Chen was found dead in a guardhouse on October 3, from what the Army has called a self-inflicted bullet wound. It occurred after a period of intense hazing, including one episode when he was reportedly dragged across the floor and had rocks thrown at him, and was called "Jackie Chan." The eight soldiers were charged with manslaughter, negligent homicide, reckless endangerment and dereliction of duty.
On the website of Army Times, the majority of commenters in one discussion thread expressed outrage at the alleged behavior of Chen's fellow soldiers.
"In the Army, we have been told over and over again to care for each other," wrote one commenter going by the name Tatshyan Sihoe. "It really disappoints me to see this happen to one of our own.
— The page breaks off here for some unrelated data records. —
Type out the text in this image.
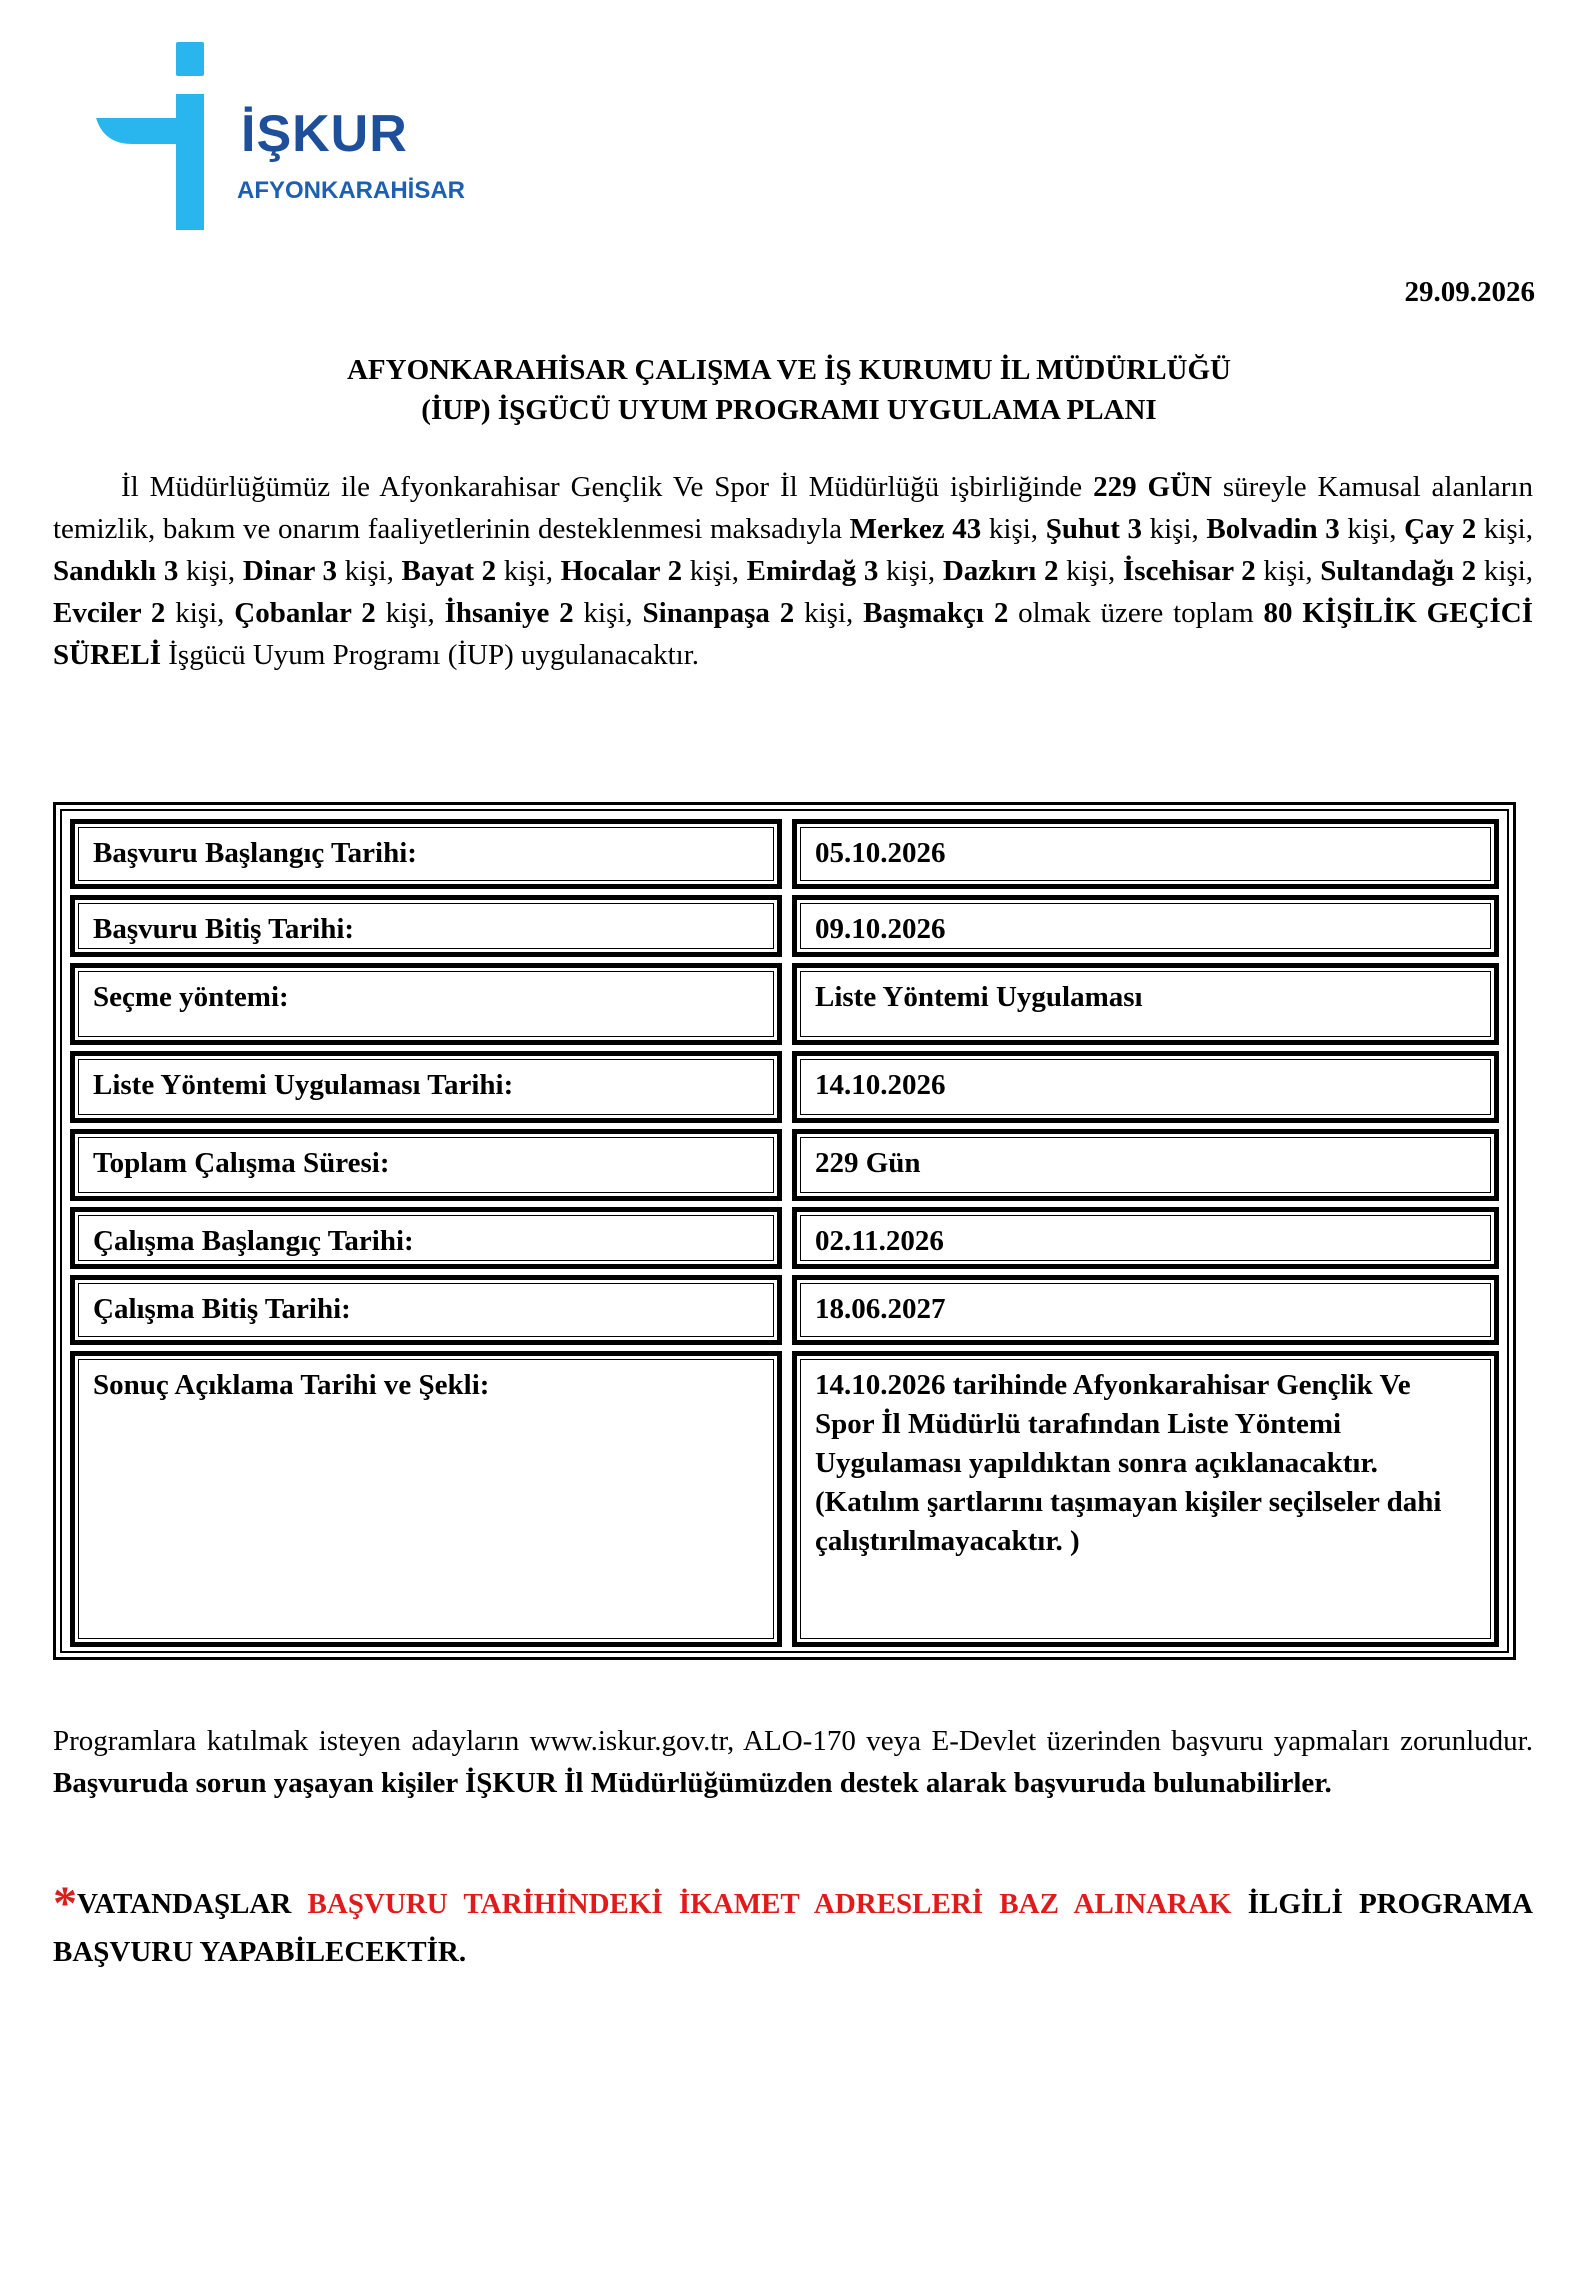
İŞKUR
AFYONKARAHİSAR
29.09.2026
AFYONKARAHİSAR ÇALIŞMA VE İŞ KURUMU İL MÜDÜRLÜĞÜ
(İUP) İŞGÜCÜ UYUM PROGRAMI UYGULAMA PLANI

İl Müdürlüğümüz ile Afyonkarahisar Gençlik Ve Spor İl Müdürlüğü işbirliğinde 229 GÜN süreyle Kamusal alanların temizlik, bakım ve onarım faaliyetlerinin desteklenmesi maksadıyla Merkez 43 kişi, Şuhut 3 kişi, Bolvadin 3 kişi, Çay 2 kişi, Sandıklı 3 kişi, Dinar 3 kişi, Bayat 2 kişi, Hocalar 2 kişi, Emirdağ 3 kişi, Dazkırı 2 kişi, İscehisar 2 kişi, Sultandağı 2 kişi, Evciler 2 kişi, Çobanlar 2 kişi, İhsaniye 2 kişi, Sinanpaşa 2 kişi, Başmakçı 2 olmak üzere toplam 80 KİŞİLİK GEÇİCİ SÜRELİ İşgücü Uyum Programı (İUP) uygulanacaktır.

Başvuru Başlangıç Tarihi:	05.10.2026
Başvuru Bitiş Tarihi:	09.10.2026
Seçme yöntemi:	Liste Yöntemi Uygulaması
Liste Yöntemi Uygulaması Tarihi:	14.10.2026
Toplam Çalışma Süresi:	229 Gün
Çalışma Başlangıç Tarihi:	02.11.2026
Çalışma Bitiş Tarihi:	18.06.2027
Sonuç Açıklama Tarihi ve Şekli:	14.10.2026 tarihinde Afyonkarahisar Gençlik Ve Spor İl Müdürlü tarafından Liste Yöntemi Uygulaması yapıldıktan sonra açıklanacaktır. (Katılım şartlarını taşımayan kişiler seçilseler dahi çalıştırılmayacaktır. )

Programlara katılmak isteyen adayların www.iskur.gov.tr, ALO-170 veya E-Devlet üzerinden başvuru yapmaları zorunludur. Başvuruda sorun yaşayan kişiler İŞKUR İl Müdürlüğümüzden destek alarak başvuruda bulunabilirler.

*VATANDAŞLAR BAŞVURU TARİHİNDEKİ İKAMET ADRESLERİ BAZ ALINARAK İLGİLİ PROGRAMA BAŞVURU YAPABİLECEKTİR.
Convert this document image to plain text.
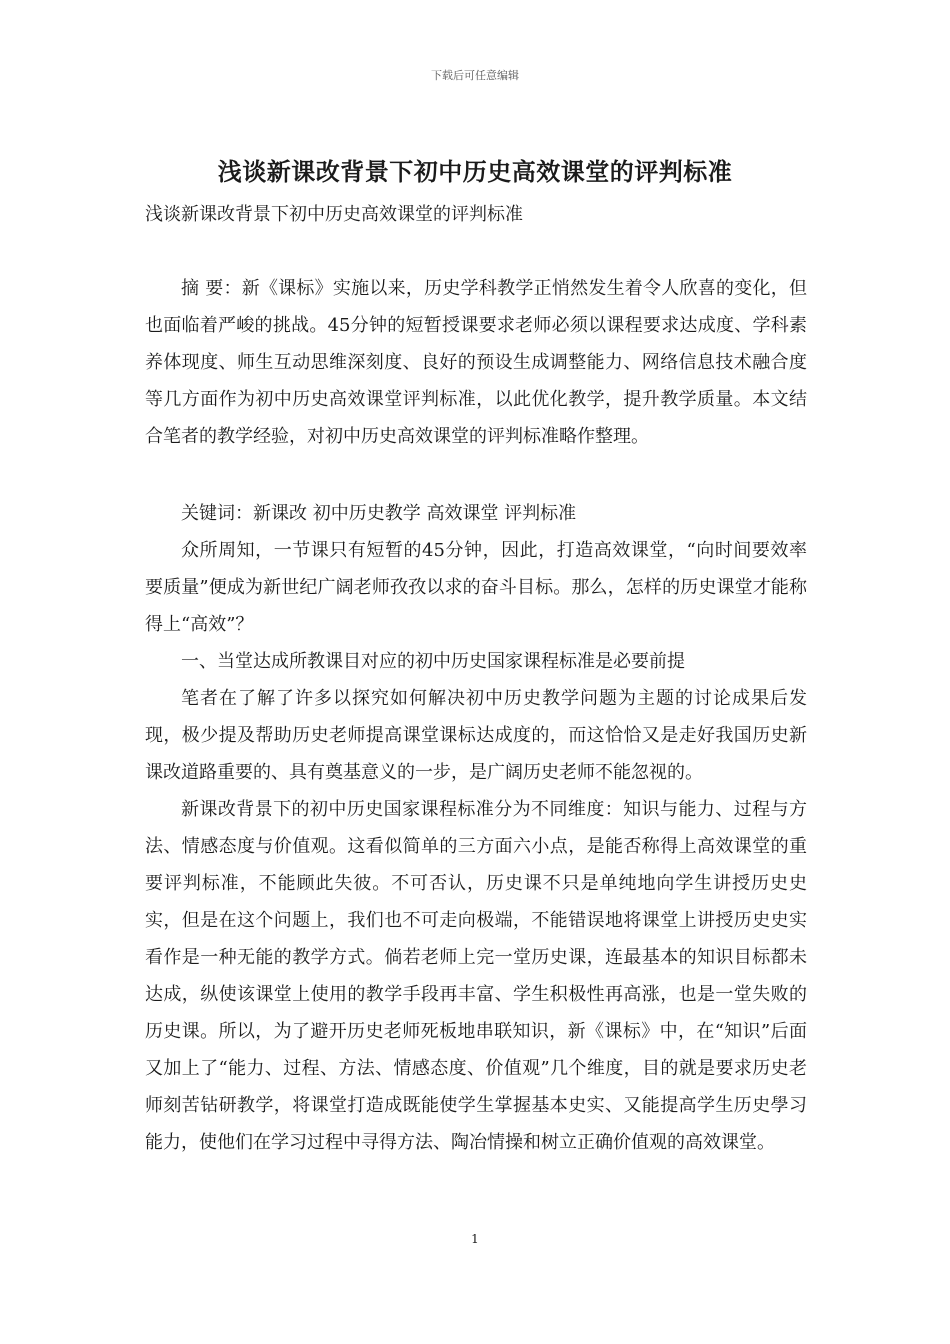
下载后可任意编辑
浅谈新课改背景下初中历史高效课堂的评判标准
浅谈新课改背景下初中历史高效课堂的评判标准

摘 要：新《课标》实施以来，历史学科教学正悄然发生着令人欣喜的变化，但也面临着严峻的挑战。45分钟的短暂授课要求老师必须以课程要求达成度、学科素养体现度、师生互动思维深刻度、良好的预设生成调整能力、网络信息技术融合度等几方面作为初中历史高效课堂评判标准，以此优化教学，提升教学质量。本文结合笔者的教学经验，对初中历史高效课堂的评判标准略作整理。

关键词：新课改 初中历史教学 高效课堂 评判标准

众所周知，一节课只有短暂的45分钟，因此，打造高效课堂，“向时间要效率要质量”便成为新世纪广阔老师孜孜以求的奋斗目标。那么，怎样的历史课堂才能称得上“高效”？

一、当堂达成所教课目对应的初中历史国家课程标准是必要前提

笔者在了解了许多以探究如何解决初中历史教学问题为主题的讨论成果后发现，极少提及帮助历史老师提高课堂课标达成度的，而这恰恰又是走好我国历史新课改道路重要的、具有奠基意义的一步，是广阔历史老师不能忽视的。

新课改背景下的初中历史国家课程标准分为不同维度：知识与能力、过程与方法、情感态度与价值观。这看似简单的三方面六小点，是能否称得上高效课堂的重要评判标准，不能顾此失彼。不可否认，历史课不只是单纯地向学生讲授历史史实，但是在这个问题上，我们也不可走向极端，不能错误地将课堂上讲授历史史实看作是一种无能的教学方式。倘若老师上完一堂历史课，连最基本的知识目标都未达成，纵使该课堂上使用的教学手段再丰富、学生积极性再高涨，也是一堂失败的历史课。所以，为了避开历史老师死板地串联知识，新《课标》中，在“知识”后面又加上了“能力、过程、方法、情感态度、价值观”几个维度，目的就是要求历史老师刻苦钻研教学，将课堂打造成既能使学生掌握基本史实、又能提高学生历史學习能力，使他们在学习过程中寻得方法、陶冶情操和树立正确价值观的高效课堂。

1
If we have to die let it be with the honor of the fight not from shameless bullying."
But on the Facebook page "U.S. Army Infantry," the discussion was less sympathetic, with some commenters using ethnic slurs for Asians or claiming that Chen had "pulled the race card."
"waaaaaaa they are making fun of me," the site's moderator wrote, "so im gonna shoot myself in the face."
Colonel James Hutton, an Army spokesman, said that despite the name of the page, it was not affiliated with the U.S. Army. He added the Army has standards for comments and does not tolerate discrimination. “I have no way of verifying who these people are. And it’s not an official site, so it’s not appropriate that I comment on the comments,” he said.